Milton Berle, definitely out. Woody Allen, put him out there. Sean Connery, sorry, he's inside. Kirk Douglas, inside.
In or Out is the game, as in, when this famous person dies, does the paper put the news on an inside page or out on Page One? It's one of the oldest, most fun and most ghoulish of newsroom pastimes. Any president, clearly out. Dan Quayle, out -- if it's in the next 15 years. But Walter Mondale, probably in. Sharon Pratt Kelly, in. Marion Barry, out -- in a flash.
You can play for hours -- instant analyses of what's significant in our lives, a lightning-fast way to find out what your friends value. Bill Gates, out. Steve Case, out, but only in Washington. Lee Iacocca, in.
But now there's a whole new game, with a completely different set of standards. It's called Going 24, as in, whose death will precipitate another of those orgies of coverage in which the 24-hour cable news channels ignore everything else in the world to whip up emotions and squeeze the public for tears and ratings points?
This is a much narrower universe than the world of Page One candidates. And significance -- what a person has actually done -- plays very little role in these choices.
Play In or Out, and you'll find yourself discussing the relative worth of being the second guy to walk on the moon, leading a worldwide cult or directing "Apocalypse Now." (Buzz Aldrin, Sun Myung Moon, Francis Ford Coppola -- all out, though Aldrin only if Neil Armstrong survives him. Sorry, it's a harsh world.)
But play Going 24, and no such judgments are necessary. Now, only your emotions matter. Whose death will tap into deep memories? Whose passing can be mined to lay bare a rich vein of nostalgia that can be converted into a bottomless curiosity that you loathe to see in yourself, but cannot stamp out? Princess Di and JFK Jr. were obvious choices -- royal figures, with cross-generational appeal and images seared into what's left of our collective unconscious. Sinatra came close.

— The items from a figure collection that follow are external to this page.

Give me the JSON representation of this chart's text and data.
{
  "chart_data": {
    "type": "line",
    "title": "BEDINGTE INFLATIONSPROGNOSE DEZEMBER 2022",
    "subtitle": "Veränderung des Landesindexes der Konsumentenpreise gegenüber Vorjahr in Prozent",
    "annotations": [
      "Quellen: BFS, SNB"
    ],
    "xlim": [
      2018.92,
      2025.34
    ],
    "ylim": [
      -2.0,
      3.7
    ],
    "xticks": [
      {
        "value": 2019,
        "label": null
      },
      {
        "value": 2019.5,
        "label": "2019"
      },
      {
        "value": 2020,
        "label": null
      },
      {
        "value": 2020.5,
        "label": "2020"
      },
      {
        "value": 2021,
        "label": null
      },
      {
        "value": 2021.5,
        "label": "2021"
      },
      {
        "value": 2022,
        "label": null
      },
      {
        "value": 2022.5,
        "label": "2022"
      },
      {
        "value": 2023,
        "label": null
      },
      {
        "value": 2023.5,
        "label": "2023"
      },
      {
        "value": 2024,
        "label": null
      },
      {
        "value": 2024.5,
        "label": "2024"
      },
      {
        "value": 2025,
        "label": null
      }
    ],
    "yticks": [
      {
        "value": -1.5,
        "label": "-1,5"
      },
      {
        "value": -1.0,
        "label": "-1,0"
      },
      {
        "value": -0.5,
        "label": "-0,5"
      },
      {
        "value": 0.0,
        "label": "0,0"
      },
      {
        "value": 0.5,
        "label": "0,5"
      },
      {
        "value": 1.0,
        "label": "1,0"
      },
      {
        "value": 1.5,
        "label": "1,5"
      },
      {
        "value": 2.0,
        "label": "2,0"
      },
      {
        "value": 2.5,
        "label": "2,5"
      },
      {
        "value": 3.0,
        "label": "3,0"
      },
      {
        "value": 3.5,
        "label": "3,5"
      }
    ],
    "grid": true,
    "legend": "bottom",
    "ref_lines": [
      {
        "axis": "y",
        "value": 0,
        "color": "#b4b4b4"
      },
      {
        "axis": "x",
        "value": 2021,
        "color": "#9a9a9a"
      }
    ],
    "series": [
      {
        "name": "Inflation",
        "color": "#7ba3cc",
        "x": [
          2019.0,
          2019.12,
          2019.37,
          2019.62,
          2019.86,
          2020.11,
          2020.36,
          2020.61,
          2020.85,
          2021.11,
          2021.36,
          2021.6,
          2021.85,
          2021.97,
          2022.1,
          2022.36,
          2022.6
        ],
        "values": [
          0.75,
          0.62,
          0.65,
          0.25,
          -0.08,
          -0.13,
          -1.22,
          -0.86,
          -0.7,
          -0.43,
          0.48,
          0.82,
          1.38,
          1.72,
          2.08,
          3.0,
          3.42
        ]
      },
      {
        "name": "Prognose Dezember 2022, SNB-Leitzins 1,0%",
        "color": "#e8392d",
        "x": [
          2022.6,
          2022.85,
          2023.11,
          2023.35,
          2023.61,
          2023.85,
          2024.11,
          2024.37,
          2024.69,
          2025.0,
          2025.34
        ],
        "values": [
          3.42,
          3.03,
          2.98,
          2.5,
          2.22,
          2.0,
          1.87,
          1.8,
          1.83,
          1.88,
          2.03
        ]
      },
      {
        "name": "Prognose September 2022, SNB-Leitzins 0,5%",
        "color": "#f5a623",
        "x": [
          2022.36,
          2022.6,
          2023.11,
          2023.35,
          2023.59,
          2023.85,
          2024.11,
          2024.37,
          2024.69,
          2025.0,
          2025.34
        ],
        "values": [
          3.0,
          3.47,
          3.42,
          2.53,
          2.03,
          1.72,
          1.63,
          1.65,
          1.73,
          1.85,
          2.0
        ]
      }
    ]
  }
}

Who else? Perhaps Billy Graham and Bob Hope, probably the two remaining great Americans of the century. Oprah Winfrey and Bill Cosby, entertainers with the kind of appeal it is no longer possible to generate, given how splintered pop culture has become in a 300-channel universe. Bill Clinton and Ronald Reagan, but no other past president. The others just didn't sink into our lives enough, generating neither the devotion nor the loathing that Clinton and Reagan did.
Katharine Hepburn -- maybe. The pope -- this one, yes. Mikhail Gorbachev -- no. Probably no foreign leader except maybe Saddam Hussein, and only if he goes violently. No scientist, no philosopher, no judge. But watch those cable channels sizzle when Paul McCartney goes. But not Mick Jagger.
Just as targeted marketing, ethnic pride, the Internet and cable TV have stolen our sense of a common culture, so too do the 24-hour news channels impair our ability to judge what is of such overriding importance that we drop everything and seek community in information.
It wasn't long ago that each of us defined crises for ourselves. That was before information became such a valuable commodity. Maybe a garbage collectors' strike would qualify, maybe the failure of schools to open on time. Certainly when the lights went out in the great blackouts of my youth, we accepted that as a crisis; stories about playing Monopoly by candlelight have become legend in my family. But the point is, we got to pick our own crises and choose how to deal with them -- on our own terms. If I saw my parents in tears when JFK (the first one) was killed, I made that a moment to remember. TV didn't yet determine such things. And if the death of Elvis meant nothing whatever to me, I could opt out; the celebrity culture and the arrogance of TV had not yet become so pervasive.
We had the self-assurance to make our own choices, in part because we weren't just sitting in front of a screen watching others scurry to the market to stock up on water, or light candles in front of the British Embassy, or place flowers in front of a Tribeca apartment building. People watched a load of TV, but not like they do today. Talk all you want to about time stress, but the fact is, Americans watch more TV than ever, according to the University of Maryland's ongoing, 30-year "Use of Time" study.
When we watched less TV, when there was less TV to watch, no one had to convince us that an assassination was "An American Tragedy." No one had to compose a dramatic theme to accompany the snazzola graphics that announce that we as a nation are Going 24.
But now when we hear that music and the urgency in Brian Williams's voice, we respond, like trained dogs. The news channels say we are moved, and so we are. The folks who make those decisions squeal in protest against any insinuation that they are manipulating events, manufacturing crisis. But deep down, they know Going 24 is a big, profitable, fun game. And oddly enough, we know it too. And still we play along.